Mas foi bom para os fãs da banda que nunca faltavam, incluso contingentes vindos de cidades vizinhas (as turmas de Santa Bárbara D'Oeste-SP, Araras-SP, Rio Claro-SP, Leme-SP, Cordeirópolis-SP etc). 14 de dezembro de 2003, Bar da Montanha em Limeira-SP, com cerca de oitenta pessoas na plateia. 

Dali em diante a meta foi colocar o equipamento no ônibus e rumarmos para São José do Rio Preto-SP, local onde a nossa nave interplanetária entraria em uma área ufológica, com a missão de gravar um novo álbum. Foi a hora de aterrissar na misteriosa: "Área 13"...

Junior Muelas observa a manobra do nosso ônibus para entrar na chácara/estúdio, onde gravaríamos o nosso novo álbum, na primeira foto e na segunda, eu (Luiz) estou no quadro, também, a observar e de fato, o portão era estreito para entrar, e na marcha ré, pior ainda, a obrigar o "seu" Walter a se esmerar! Acervo e cortesia de Junior Muelas

Cansados, mas animados com a perspectiva do retiro místico/ufológico e Rocker, chegamos em São José do Rio Preto-SP, por volta das 7:00 horas da manhã. O nosso ônibus estacionou na beira de uma lanchonete famosa, dessas oriundas de franquias de marcas internacionais, bem na entrada da cidade e ali já avistamos um carro de onde desceram, Junior Muelas e outros amigos, que nos aguardavam para nos guiar até o perímetro suburbano da cidade, rumo à chácara onde estava instalado o estúdio.

O seu nome evocava um significado bem mais terreno, mas no nosso imaginário, ganhou ares ufológicos: "Área 13". A intenção de seus proprietários ao lhe conferir tal denominação, fora fazer alusão ao código telefônico da cidade de São José do Rio Preto, mas ao usar a palavra "área", fatalmente despertou para nós e para muita gente, a ideia de uma área secreta mantida por militares e cientistas, destinada ao estudo de fenômenos extraterrestres, para suscitar um caldeirão enorme de especulações, teoria da conspiração etc. 

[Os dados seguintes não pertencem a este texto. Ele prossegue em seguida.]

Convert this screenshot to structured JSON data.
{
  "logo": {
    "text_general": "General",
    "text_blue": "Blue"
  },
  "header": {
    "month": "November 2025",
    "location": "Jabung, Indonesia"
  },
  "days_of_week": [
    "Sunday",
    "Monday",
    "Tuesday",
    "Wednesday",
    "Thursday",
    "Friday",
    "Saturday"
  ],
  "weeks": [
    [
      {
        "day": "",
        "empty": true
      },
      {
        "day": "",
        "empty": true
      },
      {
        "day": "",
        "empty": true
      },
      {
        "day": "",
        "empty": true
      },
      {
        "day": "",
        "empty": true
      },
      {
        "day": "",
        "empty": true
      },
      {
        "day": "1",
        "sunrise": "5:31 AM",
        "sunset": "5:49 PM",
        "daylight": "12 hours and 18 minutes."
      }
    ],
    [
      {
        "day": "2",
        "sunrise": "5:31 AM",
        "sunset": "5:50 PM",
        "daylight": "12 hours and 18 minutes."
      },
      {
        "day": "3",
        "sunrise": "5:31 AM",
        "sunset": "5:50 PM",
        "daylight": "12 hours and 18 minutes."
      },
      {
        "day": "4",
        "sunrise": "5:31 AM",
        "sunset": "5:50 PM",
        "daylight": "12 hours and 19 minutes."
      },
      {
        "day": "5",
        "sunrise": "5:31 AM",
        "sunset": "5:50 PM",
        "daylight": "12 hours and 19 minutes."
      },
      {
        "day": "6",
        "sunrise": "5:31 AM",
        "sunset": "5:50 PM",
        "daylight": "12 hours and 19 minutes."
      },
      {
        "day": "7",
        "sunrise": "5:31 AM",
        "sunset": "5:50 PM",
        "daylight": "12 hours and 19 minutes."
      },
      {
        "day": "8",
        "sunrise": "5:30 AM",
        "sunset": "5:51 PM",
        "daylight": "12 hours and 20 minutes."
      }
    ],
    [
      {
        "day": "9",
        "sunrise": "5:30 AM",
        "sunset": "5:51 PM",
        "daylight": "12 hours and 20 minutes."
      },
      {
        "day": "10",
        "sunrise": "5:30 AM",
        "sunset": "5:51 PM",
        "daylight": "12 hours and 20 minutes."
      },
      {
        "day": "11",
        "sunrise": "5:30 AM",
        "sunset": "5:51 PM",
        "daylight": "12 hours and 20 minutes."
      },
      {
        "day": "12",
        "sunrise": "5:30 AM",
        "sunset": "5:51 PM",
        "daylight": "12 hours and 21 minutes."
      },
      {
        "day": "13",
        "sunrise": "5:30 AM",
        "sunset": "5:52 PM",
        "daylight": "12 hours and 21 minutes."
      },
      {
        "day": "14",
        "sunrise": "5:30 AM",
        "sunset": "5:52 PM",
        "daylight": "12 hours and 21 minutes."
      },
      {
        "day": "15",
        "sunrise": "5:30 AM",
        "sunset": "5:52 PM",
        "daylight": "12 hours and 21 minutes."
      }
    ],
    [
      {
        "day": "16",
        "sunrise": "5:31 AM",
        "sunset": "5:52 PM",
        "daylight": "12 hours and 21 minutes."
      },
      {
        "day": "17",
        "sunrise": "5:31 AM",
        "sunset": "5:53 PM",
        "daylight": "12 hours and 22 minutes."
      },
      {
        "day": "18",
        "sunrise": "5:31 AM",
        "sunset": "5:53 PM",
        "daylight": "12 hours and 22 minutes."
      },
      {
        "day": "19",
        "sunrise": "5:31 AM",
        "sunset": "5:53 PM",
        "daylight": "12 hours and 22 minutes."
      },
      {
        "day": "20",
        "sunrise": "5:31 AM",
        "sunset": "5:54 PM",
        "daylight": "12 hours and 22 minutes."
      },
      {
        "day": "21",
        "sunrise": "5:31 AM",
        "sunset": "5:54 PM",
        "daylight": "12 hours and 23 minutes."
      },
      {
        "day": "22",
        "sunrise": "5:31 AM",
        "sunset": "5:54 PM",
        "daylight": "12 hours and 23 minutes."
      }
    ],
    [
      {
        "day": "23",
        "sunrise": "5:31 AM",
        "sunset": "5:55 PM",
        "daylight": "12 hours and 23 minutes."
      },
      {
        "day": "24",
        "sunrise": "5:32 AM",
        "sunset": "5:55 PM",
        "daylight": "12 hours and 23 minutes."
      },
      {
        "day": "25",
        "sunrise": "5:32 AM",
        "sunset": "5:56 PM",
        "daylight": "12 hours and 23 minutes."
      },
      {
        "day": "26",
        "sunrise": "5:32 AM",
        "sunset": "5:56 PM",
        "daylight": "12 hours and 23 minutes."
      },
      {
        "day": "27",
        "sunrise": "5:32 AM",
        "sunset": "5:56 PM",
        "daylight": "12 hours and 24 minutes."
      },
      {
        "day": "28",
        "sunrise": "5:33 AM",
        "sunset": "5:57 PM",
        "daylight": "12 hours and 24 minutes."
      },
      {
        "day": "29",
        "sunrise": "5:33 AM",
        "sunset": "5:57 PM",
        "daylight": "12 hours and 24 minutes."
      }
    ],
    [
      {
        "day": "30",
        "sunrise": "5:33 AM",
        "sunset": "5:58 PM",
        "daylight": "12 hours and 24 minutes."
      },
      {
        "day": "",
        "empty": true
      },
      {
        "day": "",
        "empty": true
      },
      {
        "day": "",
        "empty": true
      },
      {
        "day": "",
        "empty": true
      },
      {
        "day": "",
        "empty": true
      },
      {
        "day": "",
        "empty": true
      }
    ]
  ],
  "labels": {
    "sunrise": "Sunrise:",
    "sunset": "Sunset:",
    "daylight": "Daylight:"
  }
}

Ao se somar ao fato de que a nossa banda ostentava a tradição de manter próxima das motivações ufológicas, a começar pelo próprio nome que ostentávamos, claro que nos pareceu ser uma feliz coincidência, a reforçar tais conceitos. 

Quando chegamos ao local, eu apreciei a visão da construção onde ficava instalado o estúdio. Com aspecto de um templo místico, me pareceu uma loja maçônica, templo Rosa Cruz ou algo similar do gênero.

                         Fabio Poles, em foto bem mais atual

Uma boa explicação para a sua aparência bem cuidada, residiu no fato de que um dos seus proprietários, Fabio Poles, fosse arquiteto de ofício, além de músico, portanto, ele fora o responsável pela concepção daquela construção. 

Sonolentos pela longa viagem e o acúmulo de três dias na estrada e com direito a dois shows, descarregamos o equipamento e ao adentrarmos o estúdio, verificamos que as instalações eram ótimas. A sala de gravação era ampla, e a técnica, igualmente, tudo com acabamento de primeira linha e a cheirar a tinta. 

Não seríamos os primeiros artistas a gravarem ali, mas o estúdio estava ainda com um astral de recém-inaugurado, sob uma sensação de conforto aconchegante, limpeza extrema e com isso, a atmosfera ali se mostrou excepcional, para se concentrar na gravação de uma obra artística, a se perpetuar. O segundo proprietário se tratou de um velho conhecido nosso, Alberto Sabella.

Alberto Sabella em ação em um show d'A Estação da Luz, alguns anos depois

Muito amigo do Junior Muelas, Sabella gravitava em torno do "Hare", banda pela qual o Muelas atuara, e este também chegou a integrá-la em uma formação recente, ao ocupar a vaga do baixista. Contudo, na verdade, ele era multi-instrumentista, pois igualmente tocava bem bateria, mas de fato, a sua especialidade estava nos teclados. 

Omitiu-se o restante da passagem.